Urological Surveillance and Medical Complications After Spinal Cord Injury in the United States
Published in: Urology, 2015
Posted on RAND.org on July 15, 2015
OBJECTIVES: To evaluate national patterns of urologic follow up after SCI and the occurrence and predictors of urological complications. METHODS: This retrospective cohort study utilized a 5% sample of Medicare data 2007-2010. The minimum adequate urologic surveillance was defined as a: urologist visit; serum creatinine; and upper urinary tract imaging study within the two year period. Each patient was classified to their most severe complication in a multivariate linear regression model. RESULTS: Among the 7162 patients with SCI, the majority were functionally paraplegic (82.4%) and Caucasian (80.9%). 4.9% received no screening studies over the two year period, 70.5% received some, but not all screening and 24.6% received all three screening tests. Patients travelled a mean of 21.3 ±27.5 miles to receive care. A total of 35.7% of patients saw a urologist during the two year period, 48.6% had some form of upper tract evaluation, with the majority being CT scans and 90.7% had serum creatinine.
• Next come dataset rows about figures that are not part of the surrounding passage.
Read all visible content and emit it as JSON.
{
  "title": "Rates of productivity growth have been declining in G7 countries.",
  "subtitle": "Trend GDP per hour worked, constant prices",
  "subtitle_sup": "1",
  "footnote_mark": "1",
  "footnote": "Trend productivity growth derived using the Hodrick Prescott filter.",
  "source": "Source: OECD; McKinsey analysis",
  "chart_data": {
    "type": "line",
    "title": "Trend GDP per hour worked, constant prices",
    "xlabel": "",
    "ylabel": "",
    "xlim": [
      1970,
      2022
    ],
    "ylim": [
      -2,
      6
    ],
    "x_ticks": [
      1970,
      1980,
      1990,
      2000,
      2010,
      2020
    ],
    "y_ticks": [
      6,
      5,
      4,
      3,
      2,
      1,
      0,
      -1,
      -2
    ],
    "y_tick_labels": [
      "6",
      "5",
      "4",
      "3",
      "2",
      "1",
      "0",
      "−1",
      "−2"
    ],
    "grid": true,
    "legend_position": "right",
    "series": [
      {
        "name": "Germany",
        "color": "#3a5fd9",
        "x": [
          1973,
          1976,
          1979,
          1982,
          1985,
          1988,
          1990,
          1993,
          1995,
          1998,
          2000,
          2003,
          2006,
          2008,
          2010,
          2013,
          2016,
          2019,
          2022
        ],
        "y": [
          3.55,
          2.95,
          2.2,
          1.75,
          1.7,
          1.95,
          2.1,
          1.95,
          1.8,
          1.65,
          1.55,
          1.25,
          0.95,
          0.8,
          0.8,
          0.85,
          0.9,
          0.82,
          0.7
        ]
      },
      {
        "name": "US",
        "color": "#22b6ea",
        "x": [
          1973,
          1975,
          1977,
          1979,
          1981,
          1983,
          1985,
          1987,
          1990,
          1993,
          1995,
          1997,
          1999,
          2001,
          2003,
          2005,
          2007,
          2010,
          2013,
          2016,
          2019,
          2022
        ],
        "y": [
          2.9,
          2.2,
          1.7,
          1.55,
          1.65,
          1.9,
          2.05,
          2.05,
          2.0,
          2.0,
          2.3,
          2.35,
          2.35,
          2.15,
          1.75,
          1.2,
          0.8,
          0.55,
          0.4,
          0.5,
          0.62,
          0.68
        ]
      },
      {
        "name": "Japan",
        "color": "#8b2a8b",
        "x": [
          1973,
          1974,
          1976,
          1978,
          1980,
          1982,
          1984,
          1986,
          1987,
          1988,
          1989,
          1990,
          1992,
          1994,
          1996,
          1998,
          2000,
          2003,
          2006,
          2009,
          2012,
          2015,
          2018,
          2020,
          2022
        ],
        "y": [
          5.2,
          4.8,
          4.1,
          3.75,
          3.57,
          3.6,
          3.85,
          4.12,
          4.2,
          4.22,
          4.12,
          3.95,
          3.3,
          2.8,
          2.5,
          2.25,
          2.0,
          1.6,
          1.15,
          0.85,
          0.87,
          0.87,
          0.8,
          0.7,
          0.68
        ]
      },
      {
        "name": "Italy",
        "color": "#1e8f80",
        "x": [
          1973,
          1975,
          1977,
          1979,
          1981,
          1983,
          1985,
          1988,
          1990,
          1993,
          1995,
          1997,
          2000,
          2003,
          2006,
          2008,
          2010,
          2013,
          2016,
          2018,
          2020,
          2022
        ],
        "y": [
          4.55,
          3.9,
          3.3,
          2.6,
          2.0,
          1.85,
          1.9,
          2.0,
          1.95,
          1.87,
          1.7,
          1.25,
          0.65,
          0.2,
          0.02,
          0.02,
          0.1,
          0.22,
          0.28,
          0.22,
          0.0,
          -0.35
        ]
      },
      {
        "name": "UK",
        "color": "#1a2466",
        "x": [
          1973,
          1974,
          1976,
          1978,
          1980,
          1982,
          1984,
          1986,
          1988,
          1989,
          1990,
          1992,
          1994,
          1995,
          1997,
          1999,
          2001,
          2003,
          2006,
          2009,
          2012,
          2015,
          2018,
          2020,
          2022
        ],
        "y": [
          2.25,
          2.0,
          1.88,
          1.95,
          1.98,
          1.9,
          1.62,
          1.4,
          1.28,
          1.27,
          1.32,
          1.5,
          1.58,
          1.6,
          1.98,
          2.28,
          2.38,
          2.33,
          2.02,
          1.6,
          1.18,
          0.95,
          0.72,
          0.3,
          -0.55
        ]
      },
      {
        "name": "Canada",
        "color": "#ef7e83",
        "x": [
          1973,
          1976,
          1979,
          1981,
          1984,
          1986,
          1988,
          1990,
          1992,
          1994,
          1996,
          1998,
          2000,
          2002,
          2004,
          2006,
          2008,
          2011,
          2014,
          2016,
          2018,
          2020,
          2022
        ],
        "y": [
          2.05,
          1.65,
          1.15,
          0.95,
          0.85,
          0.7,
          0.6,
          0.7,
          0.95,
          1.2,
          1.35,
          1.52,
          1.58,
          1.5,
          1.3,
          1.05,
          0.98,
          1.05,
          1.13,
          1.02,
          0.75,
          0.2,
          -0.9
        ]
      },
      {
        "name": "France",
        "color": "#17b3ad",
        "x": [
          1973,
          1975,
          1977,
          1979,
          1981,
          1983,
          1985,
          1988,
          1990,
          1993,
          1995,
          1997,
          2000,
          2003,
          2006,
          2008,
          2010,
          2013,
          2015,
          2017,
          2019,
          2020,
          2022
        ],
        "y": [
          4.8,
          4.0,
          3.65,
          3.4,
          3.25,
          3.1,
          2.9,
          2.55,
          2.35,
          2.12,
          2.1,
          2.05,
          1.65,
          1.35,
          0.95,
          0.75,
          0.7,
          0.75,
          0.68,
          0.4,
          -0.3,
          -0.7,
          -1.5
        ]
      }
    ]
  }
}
Fully 35.8% of all patients had a minor complication during their two year follow up. 17.1% had a moderate complication and 8.0% had a severe complication. In our prediction model, patient factors that correlated with increased complications included male gender, African American race, paraplegia and receiving some or all of the NGB recommended screening. Patient distance of travel to their treating physician (urologist or physiatrist) did not affect the rate of complications. CONCLUSIONS: Urological complications are common in SCI who receive Medicare. Most of these patients with SCI are not receiving even the minimum recommended surveillance for these urological complications.